Thomas quotes the physicist John Ziman, who asserted, "Deliberate, conscious fraud is extremely rare in the world of academic science. The only well-known case is Piltdown Man." Culling the history of the study of human evolution will produce many mistakes like Nebraska Man. The only other hoax of even minimal consequence is that of Moulin Quignon. A last point. Himmelfarb concluded that forty years of labor had been wasted time. The London Times drew a different conclusion:


That the deception-whoever carried it out-has, though cunning and long successful, at last been revealed is a triumph to the persistence and skill of modern palaeontological research. ("Piltdown Man Forgery," 1953)


[242] Others have been similarly enheartened by the case. Earnest Hooton was proud of the detectives, who did "honor to science by their fearlessness and their candor; they reflect credit upon anthropology by their skill and thoroughness." H. V. Vallois, a paleontologist who had been skeptical about Eoanthropus, was glad that the hoax had stimulated the development of new techniques.

The two surviving members of the Piltdown episode also affirmed the usefulness of the exposé. We have already seen what Teilhard thought about it-investigation of the find led to refinement of technology. The tests will continue to be important in dating and establishing unity or disunity of fossil assemblages. Keith, upon being told of the exposé, responded that his labor had not been wasted nor had the story of human evolution been damaged. The discarding of Piltdown Man made that story simpler (London Times, January 9, 1955).

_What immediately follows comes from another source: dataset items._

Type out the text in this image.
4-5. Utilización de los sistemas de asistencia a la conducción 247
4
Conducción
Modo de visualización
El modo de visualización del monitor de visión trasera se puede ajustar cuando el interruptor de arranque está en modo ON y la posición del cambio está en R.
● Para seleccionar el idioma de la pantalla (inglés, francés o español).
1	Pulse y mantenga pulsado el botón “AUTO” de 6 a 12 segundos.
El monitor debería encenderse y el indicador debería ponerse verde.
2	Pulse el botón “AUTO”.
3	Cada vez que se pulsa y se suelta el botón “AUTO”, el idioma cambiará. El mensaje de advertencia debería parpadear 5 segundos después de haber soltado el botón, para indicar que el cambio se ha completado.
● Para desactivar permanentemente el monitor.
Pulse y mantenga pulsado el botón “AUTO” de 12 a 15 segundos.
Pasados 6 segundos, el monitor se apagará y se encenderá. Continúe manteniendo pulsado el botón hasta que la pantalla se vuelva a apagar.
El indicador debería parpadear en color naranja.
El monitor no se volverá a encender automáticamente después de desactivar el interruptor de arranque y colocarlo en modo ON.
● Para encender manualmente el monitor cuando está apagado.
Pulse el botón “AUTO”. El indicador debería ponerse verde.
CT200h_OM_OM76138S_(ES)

The tenacity of Piltdown Man for forty years shows-no surprise here-that the science of human evolution was imperfect. Yet no scientist in 1913 would have mistaken a labyrinthrodont skeleton for that of a drowned lecher and none in 1953 would have been conned by a new Piltdown Man. The science of human evolution is still imperfect, but getting better all the time, which is more than we can say about a lot of things. The entire case is something to cheer us up after all, after all the swiping today at evolution, at science, at rationality.




The excavating I did at the gravesite of the Piltdown pit recovered an eolith, which now squats on a shelf next to a cast of the Piltdown skull. Although I have never sifted through gravel to exhume fossils, 1 have sifted through archives to exhume footnotes and have felt an excitement like that the diggers felt as they came upon one treasure after another. I have enjoyed putting textual relics together to recreate the history of Piltdown Man and to identify a hoaxer rather than a hominid, though the reconstruction may be a creature as fanciful as that unlamented monster, Eoanthropus dawsoni.

What impresses me most is not the mistakes everybody made all over the place about fossils and culprits, but the way these people we have met, the defenders of Piltdown Man and the opponents, were dedicated to an intellectual idea: charting the course of human evolution. In defining where we came from, they illuminated where we are now.